It’s not even October yet, but no doubt if you have walked into your local grocery store or department store, Halloween has puked into the aisles. Aside from an appearance that is disproportionately early in comparison to the calendar date, it is also likely, if you have a young child like I do, that Halloween is beginning to become a focus of their thoughts- talk about costumes, trick or treating, and the joys of a candy-infused psychosis. This year I hope to contribute to my daughter’s Halloween festivities by sharing with her some potential costume ideas. Now I am by no means a costume expert or a Halloween aficionado and frankly my only bragging rights in relationship to this holiday is that for the last three years I have dominated my friends Jack-o-Lantern carving party with a creative flair for the demonic and threatening pumpkin designs, but nonetheless, I feel I might have the ability to contribute to the costume discussion.
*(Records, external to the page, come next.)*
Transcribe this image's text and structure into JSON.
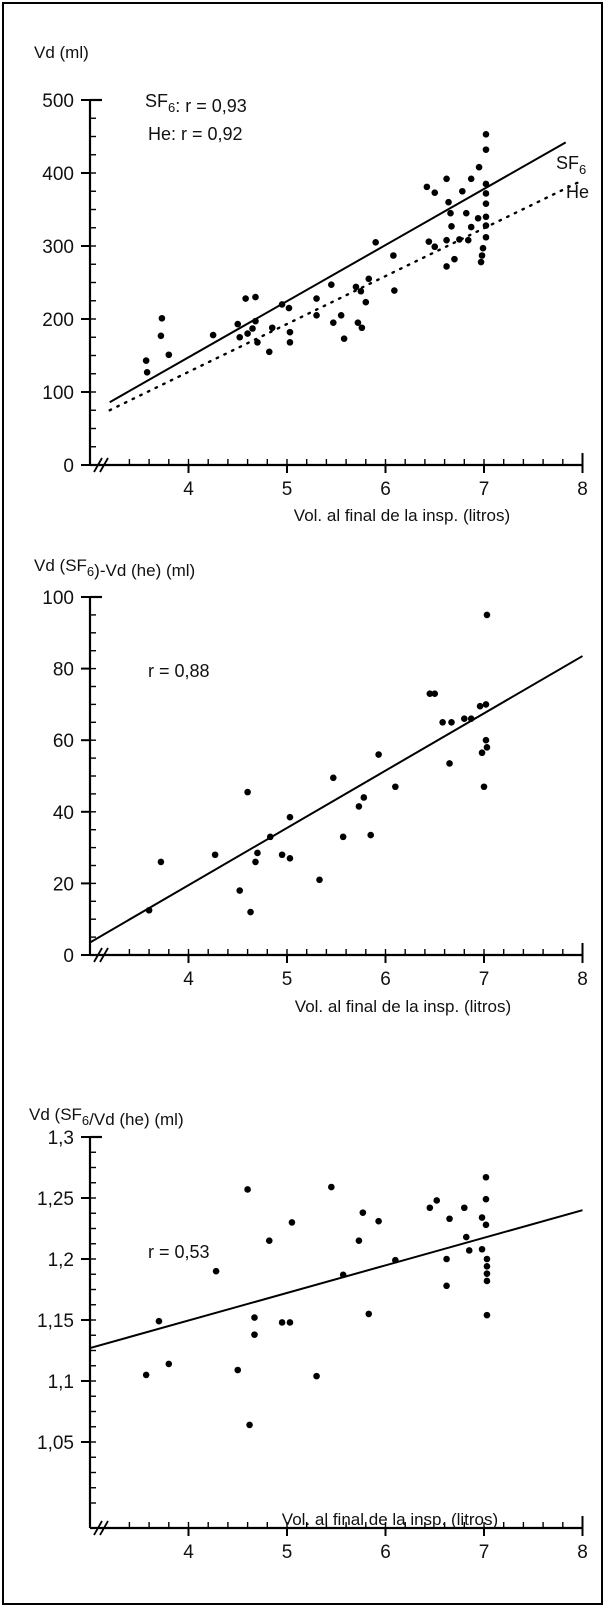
{
  "chart_data": [
    {
      "type": "scatter",
      "title": "Vd (ml)",
      "xlabel": "Vol. al final de la insp. (litros)",
      "xlim": [
        3,
        8
      ],
      "ylim": [
        0,
        500
      ],
      "x_ticks": [
        "4",
        "5",
        "6",
        "7",
        "8"
      ],
      "y_ticks": [
        "0",
        "100",
        "200",
        "300",
        "400",
        "500"
      ],
      "x_tick_values": [
        4,
        5,
        6,
        7,
        8
      ],
      "y_tick_values": [
        0,
        100,
        200,
        300,
        400,
        500
      ],
      "annotations": [
        "SF6: r = 0,93",
        "He: r = 0,92"
      ],
      "line_labels": [
        "SF6",
        "He"
      ],
      "series": [
        {
          "name": "SF6",
          "points": [
            [
              3.57,
              143
            ],
            [
              3.58,
              127
            ],
            [
              3.72,
              177
            ],
            [
              3.73,
              201
            ],
            [
              3.8,
              151
            ],
            [
              4.25,
              178
            ],
            [
              4.5,
              193
            ],
            [
              4.52,
              175
            ],
            [
              4.58,
              228
            ],
            [
              4.6,
              180
            ],
            [
              4.65,
              187
            ],
            [
              4.68,
              197
            ],
            [
              4.68,
              230
            ],
            [
              4.7,
              168
            ],
            [
              4.82,
              155
            ],
            [
              4.85,
              188
            ],
            [
              4.95,
              220
            ],
            [
              5.02,
              215
            ],
            [
              5.03,
              182
            ],
            [
              5.03,
              168
            ],
            [
              5.3,
              205
            ],
            [
              5.3,
              228
            ],
            [
              5.45,
              247
            ],
            [
              5.47,
              195
            ],
            [
              5.55,
              205
            ],
            [
              5.58,
              173
            ],
            [
              5.7,
              244
            ],
            [
              5.72,
              195
            ],
            [
              5.75,
              238
            ],
            [
              5.76,
              188
            ],
            [
              5.8,
              223
            ],
            [
              5.83,
              255
            ],
            [
              5.9,
              305
            ],
            [
              6.08,
              287
            ],
            [
              6.09,
              239
            ],
            [
              6.42,
              381
            ],
            [
              6.44,
              306
            ],
            [
              6.5,
              373
            ],
            [
              6.5,
              299
            ],
            [
              6.62,
              392
            ],
            [
              6.62,
              272
            ],
            [
              6.62,
              308
            ],
            [
              6.64,
              360
            ],
            [
              6.66,
              345
            ],
            [
              6.67,
              327
            ],
            [
              6.7,
              282
            ],
            [
              6.75,
              309
            ],
            [
              6.78,
              375
            ],
            [
              6.82,
              345
            ],
            [
              6.84,
              308
            ],
            [
              6.87,
              326
            ],
            [
              6.87,
              392
            ],
            [
              6.94,
              338
            ],
            [
              6.95,
              408
            ],
            [
              6.97,
              278
            ],
            [
              6.98,
              287
            ],
            [
              6.99,
              297
            ],
            [
              7.02,
              453
            ],
            [
              7.02,
              432
            ],
            [
              7.02,
              385
            ],
            [
              7.02,
              372
            ],
            [
              7.02,
              358
            ],
            [
              7.02,
              340
            ],
            [
              7.02,
              328
            ],
            [
              7.02,
              312
            ]
          ]
        }
      ],
      "fit_lines": [
        {
          "name": "SF6",
          "style": "solid",
          "from": [
            3.2,
            86
          ],
          "to": [
            7.83,
            442
          ]
        },
        {
          "name": "He",
          "style": "dotted",
          "from": [
            3.2,
            75
          ],
          "to": [
            8.0,
            390
          ]
        }
      ]
    },
    {
      "type": "scatter",
      "title": "Vd (SF6)-Vd (he) (ml)",
      "xlabel": "Vol. al final de la insp. (litros)",
      "xlim": [
        3,
        8
      ],
      "ylim": [
        0,
        100
      ],
      "x_ticks": [
        "4",
        "5",
        "6",
        "7",
        "8"
      ],
      "y_ticks": [
        "0",
        "20",
        "40",
        "60",
        "80",
        "100"
      ],
      "x_tick_values": [
        4,
        5,
        6,
        7,
        8
      ],
      "y_tick_values": [
        0,
        20,
        40,
        60,
        80,
        100
      ],
      "annotations": [
        "r = 0,88"
      ],
      "series": [
        {
          "name": "",
          "points": [
            [
              3.6,
              12.5
            ],
            [
              3.72,
              26
            ],
            [
              4.27,
              28
            ],
            [
              4.52,
              18
            ],
            [
              4.6,
              45.5
            ],
            [
              4.63,
              12
            ],
            [
              4.68,
              26
            ],
            [
              4.7,
              28.5
            ],
            [
              4.83,
              33
            ],
            [
              4.95,
              28
            ],
            [
              5.03,
              38.5
            ],
            [
              5.03,
              27
            ],
            [
              5.33,
              21
            ],
            [
              5.47,
              49.5
            ],
            [
              5.57,
              33
            ],
            [
              5.73,
              41.5
            ],
            [
              5.78,
              44
            ],
            [
              5.85,
              33.5
            ],
            [
              5.93,
              56
            ],
            [
              6.1,
              47
            ],
            [
              6.45,
              73
            ],
            [
              6.5,
              73
            ],
            [
              6.58,
              65
            ],
            [
              6.65,
              53.5
            ],
            [
              6.67,
              65
            ],
            [
              6.8,
              66
            ],
            [
              6.87,
              66
            ],
            [
              6.96,
              69.5
            ],
            [
              6.98,
              56.5
            ],
            [
              7.0,
              47
            ],
            [
              7.02,
              70
            ],
            [
              7.02,
              60
            ],
            [
              7.03,
              58
            ],
            [
              7.03,
              95
            ]
          ]
        }
      ],
      "fit_lines": [
        {
          "name": "",
          "style": "solid",
          "from": [
            3.0,
            3.5
          ],
          "to": [
            8.0,
            83.5
          ]
        }
      ]
    },
    {
      "type": "scatter",
      "title": "Vd (SF6/Vd (he) (ml)",
      "xlabel": "Vol. al final de la insp. (litros)",
      "xlim": [
        3,
        8
      ],
      "ylim": [
        1.0,
        1.3
      ],
      "x_ticks": [
        "4",
        "5",
        "6",
        "7",
        "8"
      ],
      "y_ticks": [
        "1,05",
        "1,1",
        "1,15",
        "1,2",
        "1,25",
        "1,3"
      ],
      "x_tick_values": [
        4,
        5,
        6,
        7,
        8
      ],
      "y_tick_values": [
        1.05,
        1.1,
        1.15,
        1.2,
        1.25,
        1.3
      ],
      "annotations": [
        "r = 0,53"
      ],
      "series": [
        {
          "name": "",
          "points": [
            [
              3.57,
              1.105
            ],
            [
              3.7,
              1.149
            ],
            [
              3.8,
              1.114
            ],
            [
              4.28,
              1.19
            ],
            [
              4.5,
              1.109
            ],
            [
              4.6,
              1.257
            ],
            [
              4.62,
              1.064
            ],
            [
              4.67,
              1.152
            ],
            [
              4.67,
              1.138
            ],
            [
              4.82,
              1.215
            ],
            [
              4.95,
              1.148
            ],
            [
              5.03,
              1.148
            ],
            [
              5.05,
              1.23
            ],
            [
              5.3,
              1.104
            ],
            [
              5.45,
              1.259
            ],
            [
              5.57,
              1.187
            ],
            [
              5.73,
              1.215
            ],
            [
              5.77,
              1.238
            ],
            [
              5.83,
              1.155
            ],
            [
              5.93,
              1.231
            ],
            [
              6.1,
              1.199
            ],
            [
              6.45,
              1.242
            ],
            [
              6.52,
              1.248
            ],
            [
              6.62,
              1.178
            ],
            [
              6.62,
              1.2
            ],
            [
              6.65,
              1.233
            ],
            [
              6.8,
              1.242
            ],
            [
              6.82,
              1.218
            ],
            [
              6.85,
              1.207
            ],
            [
              6.98,
              1.234
            ],
            [
              6.98,
              1.208
            ],
            [
              7.02,
              1.267
            ],
            [
              7.02,
              1.249
            ],
            [
              7.02,
              1.228
            ],
            [
              7.03,
              1.2
            ],
            [
              7.03,
              1.194
            ],
            [
              7.03,
              1.188
            ],
            [
              7.03,
              1.182
            ],
            [
              7.03,
              1.154
            ]
          ]
        }
      ],
      "fit_lines": [
        {
          "name": "",
          "style": "solid",
          "from": [
            3.0,
            1.127
          ],
          "to": [
            8.0,
            1.24
          ]
        }
      ]
    }
  ]
}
There are a few points that must be considered in my planning process.
First, I would sway her away from something “typical”. If she is hoping to stand out, hoping to be memorable, she’ll want to consider something outside the box. Let’s avoid the princess and fairy outfits. The streets at Halloween are filled with pixies, fake wings, and enough Princesses and Tinkerbells that you’d think Disney has taken out stock in the October holiday.
Next, it’s important to consider costume ideas that are not too expensive. The costume she wears this year won’t fit her next year. Heck, it might not even fit her anymore at Thanksgiving. As such, why spend a ridiculous amount of money on something that within weeks will be passed on, packed away, or stored in the garage sale designated section of the basement? Even better, our apartment is riddled with items that we could use, free of charge, to create some unique Halloween attire. I may not even have to leave home to get the costume in order.
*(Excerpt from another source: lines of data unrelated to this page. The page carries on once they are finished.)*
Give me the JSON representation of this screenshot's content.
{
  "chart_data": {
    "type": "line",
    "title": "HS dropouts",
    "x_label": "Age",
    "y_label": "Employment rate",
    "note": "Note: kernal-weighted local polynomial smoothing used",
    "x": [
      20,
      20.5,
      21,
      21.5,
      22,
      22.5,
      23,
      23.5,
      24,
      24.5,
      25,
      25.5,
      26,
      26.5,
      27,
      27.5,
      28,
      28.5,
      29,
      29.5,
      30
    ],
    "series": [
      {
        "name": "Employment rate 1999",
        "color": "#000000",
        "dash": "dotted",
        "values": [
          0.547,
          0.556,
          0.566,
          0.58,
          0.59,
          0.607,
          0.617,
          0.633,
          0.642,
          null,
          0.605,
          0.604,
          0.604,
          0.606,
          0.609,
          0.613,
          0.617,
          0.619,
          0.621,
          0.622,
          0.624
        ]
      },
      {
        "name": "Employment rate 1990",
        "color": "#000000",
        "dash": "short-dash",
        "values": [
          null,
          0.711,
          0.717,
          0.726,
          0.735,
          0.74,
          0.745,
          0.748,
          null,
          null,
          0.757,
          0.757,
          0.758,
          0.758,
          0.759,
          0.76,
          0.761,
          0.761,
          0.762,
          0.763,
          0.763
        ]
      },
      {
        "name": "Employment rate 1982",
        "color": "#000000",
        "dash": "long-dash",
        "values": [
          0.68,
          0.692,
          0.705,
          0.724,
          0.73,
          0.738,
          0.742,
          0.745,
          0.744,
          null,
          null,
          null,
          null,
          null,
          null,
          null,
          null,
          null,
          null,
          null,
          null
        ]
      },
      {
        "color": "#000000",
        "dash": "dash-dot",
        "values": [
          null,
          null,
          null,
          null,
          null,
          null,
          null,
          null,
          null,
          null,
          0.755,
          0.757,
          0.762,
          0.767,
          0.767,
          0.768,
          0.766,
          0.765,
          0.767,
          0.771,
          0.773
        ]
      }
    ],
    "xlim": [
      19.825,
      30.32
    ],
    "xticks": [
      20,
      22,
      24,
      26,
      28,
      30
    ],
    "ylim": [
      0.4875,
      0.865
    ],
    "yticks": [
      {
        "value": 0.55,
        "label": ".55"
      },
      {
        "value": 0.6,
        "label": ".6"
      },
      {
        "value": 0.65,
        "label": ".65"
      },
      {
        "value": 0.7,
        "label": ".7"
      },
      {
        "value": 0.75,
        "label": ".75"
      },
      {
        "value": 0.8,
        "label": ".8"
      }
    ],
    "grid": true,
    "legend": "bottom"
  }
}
Lastly, I want to consider that ultimately, the purpose of her evening outing is not for the costume. I mean, she’s not going to the prom. This is about the bounty. This is about what is brought home. This is about finding the house that gives full size candy bars and then walking around the block and coming back two more times that evening to get more candy bars. The costume is secondary; however, the costume can contribute to the goodie load. Cute and cuddly is a beneficial approach- something that speaks to either the heart or the humor of the homeowner. She might be able to gain an extra freebie from a heart warmed or chuckling neighbor and that equates to daddy benefiting from an extra Mike and Ike packet or Butterfinger at the end of the night.
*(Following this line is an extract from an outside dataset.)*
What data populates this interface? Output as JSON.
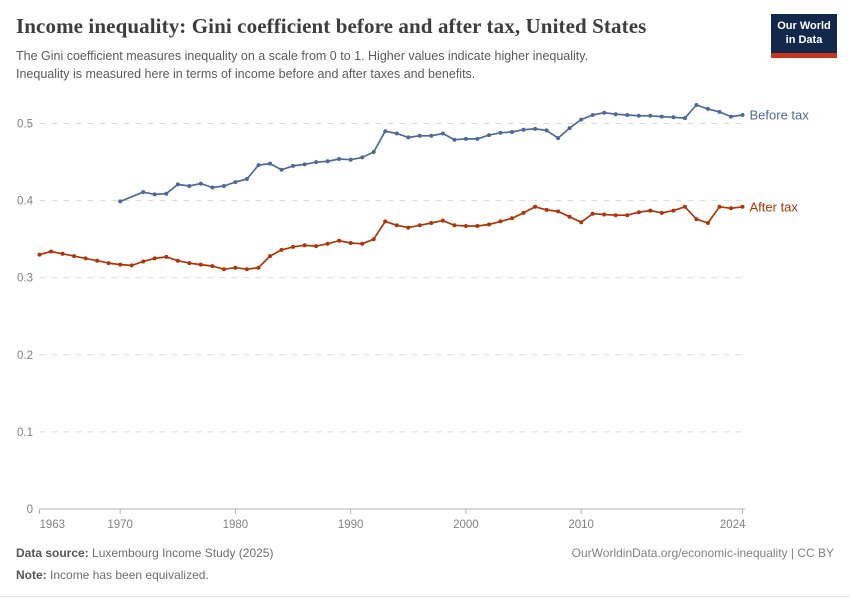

Keeping in mind these requirements, here is my list of suggested costumes that I will share with her:
1. She could be a librarian. Load up her wagon with books, give her an old pair of daddies glasses and have her tell the other kids, “Shhhh!” anytime they say “Trick or Treat at the door”.
2. Mommy I shrunk our child! She could dress up in a pair of jeans and a t-shirt from either of her parents and walk around pretending to have been shrunk by accident in some strange home science accident. Even have her complain about not being able to go to the office the next day if she is can’t be restored to her regular size.
3. Duct Tape Mummy. Actually on second thought that doesn’t seem like a good idea.
4. A Domino. Get an old box out of the basement, cut out a head and arm holes, paint it black and white. There you go. Who doesn’t like a costume modeled after beloved games. Maybe I could figure out a Scrabble tile too?
5. Daddy on the Toilet. Get her old potty training toilet out of the basement. Using a belt and some duct tape, attach the toilet and then strap the belt on so it looks like she’s sitting on the toilet. Set her on the wagon, with her pants around her ankle (although she’ll have shorts on) and give her a newspaper to pretend to read. Let the hilarity ensue. The downside is someone would have to carefully pull her around the neighborhood but think of the joy when she can yell for someone to light a match?
Halloween is going to be great and I know regardless of what she wears, we’ll have a great time and we’ll have our fill (and hopefully a few extra pieces for Dad and, I suppose, Mom as long as she leaves anything gummy and with peanut butter to me). In your own planning for Halloween, keep in mind that aside from the perfect costume, you want to consider safety. Check out the CDC website for some tips to enjoying Halloween. What do you think are the odds she’d go as Daddy on the Toilet? That’s my favorite. I’ve got to teach her instead of saying “Trick or Treat” to say “Pull my Finger”.